AIM: To study the effect of arterial hypertension on cognitive functions by evaluating the auditory event-related potentials (ERP) Р300 in men aged 60–74 years from the Arctic region of the Russian Federation with the special emphasis on men receiving antihypertensive therapy with controlled arterial hypertension and those who either do not take antihypertensive drugs or take them both regularly and irregularly without controlling blood pressure.

MATERIAL AND METHODS: The study included 64 men with arterial hypertension and 19 men without hypertension (n=19) in Arkhangelsk. Registration of the Р300 and N2 components was performed using the Neuron-Spektr-4/VPM electroencephalograph (Neurosoft, Russia), utilizing the oddball paradigm. Blood pressure (BP) was measured with an automatic tonometer A&D Medical UA-668 (Japan).

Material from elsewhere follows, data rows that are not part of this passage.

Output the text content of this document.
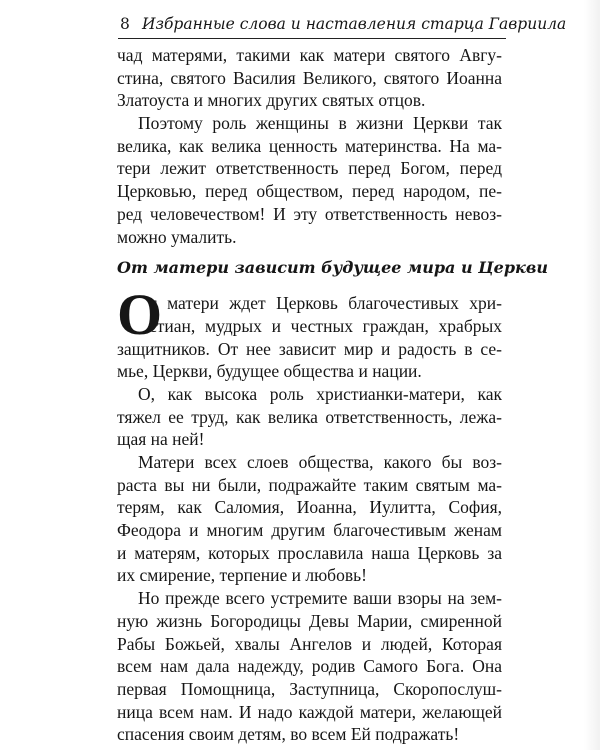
8 Избранные слова и наставления старца Гавриила
чад матерями, такими как матери святого Авгу-
стина, святого Василия Великого, святого Иоанна
Златоуста и многих других святых отцов.
Поэтому роль женщины в жизни Церкви так
велика, как велика ценность материнства. На ма-
тери лежит ответственность перед Богом, перед
Церковью, перед обществом, перед народом, пе-
ред человечеством! И эту ответственность невоз-
можно умалить.
От матери зависит будущее мира и Церкви
О
т матери ждет Церковь благочестивых хри-
стиан, мудрых и честных граждан, храбрых
защитников. От нее зависит мир и радость в се-
мье, Церкви, будущее общества и нации.
О, как высока роль христианки-матери, как
тяжел ее труд, как велика ответственность, лежа-
щая на ней!
Матери всех слоев общества, какого бы воз-
раста вы ни были, подражайте таким святым ма-
терям, как Саломия, Иоанна, Иулитта, София,
Феодора и многим другим благочестивым женам
и матерям, которых прославила наша Церковь за
их смирение, терпение и любовь!
Но прежде всего устремите ваши взоры на зем-
ную жизнь Богородицы Девы Марии, смиренной
Рабы Божьей, хвалы Ангелов и людей, Которая
всем нам дала надежду, родив Самого Бога. Она
первая Помощница, Заступница, Скоропослуш-
ница всем нам. И надо каждой матери, желающей
спасения своим детям, во всем Ей подражать!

RESULTS: In men without arterial hypertension and in those with controlled arterial hypertension, where the median values of systolic blood pressure (SBP) and diastolic blood pressure (DBP) were within normal ranges, there were no differences in the latency (LT) of N2 and P300, nor in the magnitude of the P300 amplitude between these groups. In contrast, men who do not take antihypertensive drugs or receive antihypertensive therapy both regularly and irregularly without controlling their blood pressure, and who have SBP and DBP above normal values, showed an elongation of LT N2 in the parietal (P3), central (C3), and middle temporal (T3) sections on the left, and in the frontal section on the right (F4). There was also an elongation of LT P300 in the middle temporal region on the right (T4) and frontal regions on the right (F4), along with a decrease in the median values of the P300 amplitude in the anterior-temporal (F8, F7) parts of the brain. This indicates a deficit in attention, an increase in the time required for primary recognition and differentiation of signals, and a reduction in the speed of information processing and decision-making.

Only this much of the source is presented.